ECLI:NL:HR:2011:BO7908
Hoge Raad
- Cassatie
- F.H. Koster
- B.C. de Savornin Lohman
- M.A. Loth
- Rechtspraak.nl
Cassatie tegen arrest Gerechtshof 's-Gravenhage inzake strafzaak
In deze zaak gaat het om een beroep in cassatie tegen een arrest van het Gerechtshof te 's-Gravenhage, gedateerd 2 februari 2009, met nummer 22/002422-08. De verdachte, geboren in 1981, heeft het beroep ingesteld via zijn advocaat, mr. F.P. Holthuis, die middelen van cassatie heeft voorgesteld. De Advocaat-Generaal Vegter heeft geconcludeerd tot verwerping van het beroep.
De Hoge Raad heeft in zijn beoordeling vastgesteld dat voor onderzoek door de cassatierechter alleen middelen van cassatie in aanmerking komen die voldoen aan de wettelijke vereisten.
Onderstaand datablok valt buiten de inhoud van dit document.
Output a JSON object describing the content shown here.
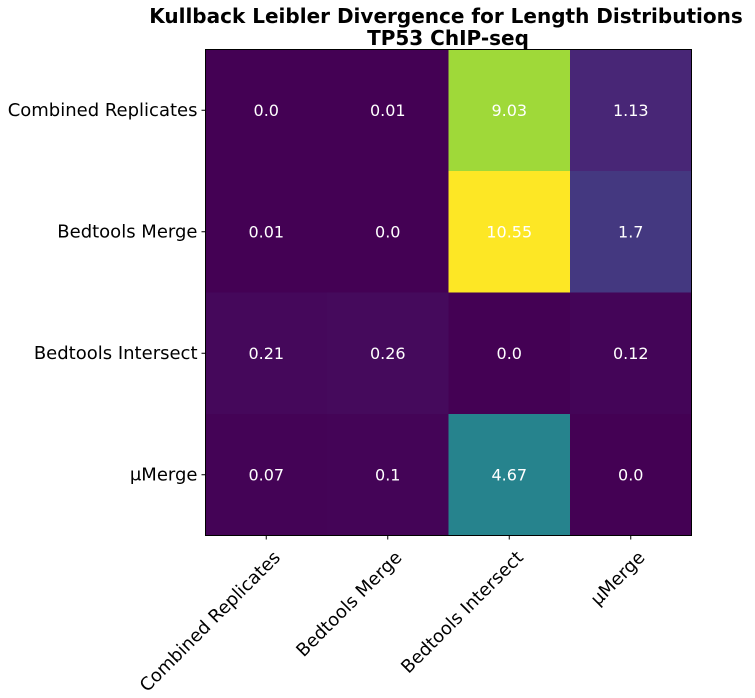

Dit houdt in dat er sprake moet zijn van een stellige en duidelijke klacht over de schending van een rechtsregel of het verzuim van een vormvoorschrift door de rechter die de bestreden uitspraak heeft gedaan. De Hoge Raad oordeelt dat de aangeduide klacht niet aan deze vereisten voldoet, waardoor deze onbesproken moet blijven.
Daarnaast zijn de overige middelen van cassatie niet toereikend om tot cassatie te leiden. De Hoge Raad stelt vast dat, gezien artikel 81 RO, er geen nadere motivering nodig is, omdat de middelen niet nopen tot beantwoording van rechtsvragen die van belang zijn voor de rechtseenheid of de rechtsontwikkeling.
Uiteindelijk verwerpt de Hoge Raad het beroep en wordt het arrest uitgesproken op 1 februari 2011 door vice-president F.H. Koster, samen met de raadsheren B.C. de Savornin Lohman en M.A. Loth, in aanwezigheid van waarnemend griffier J.D.M. Hart.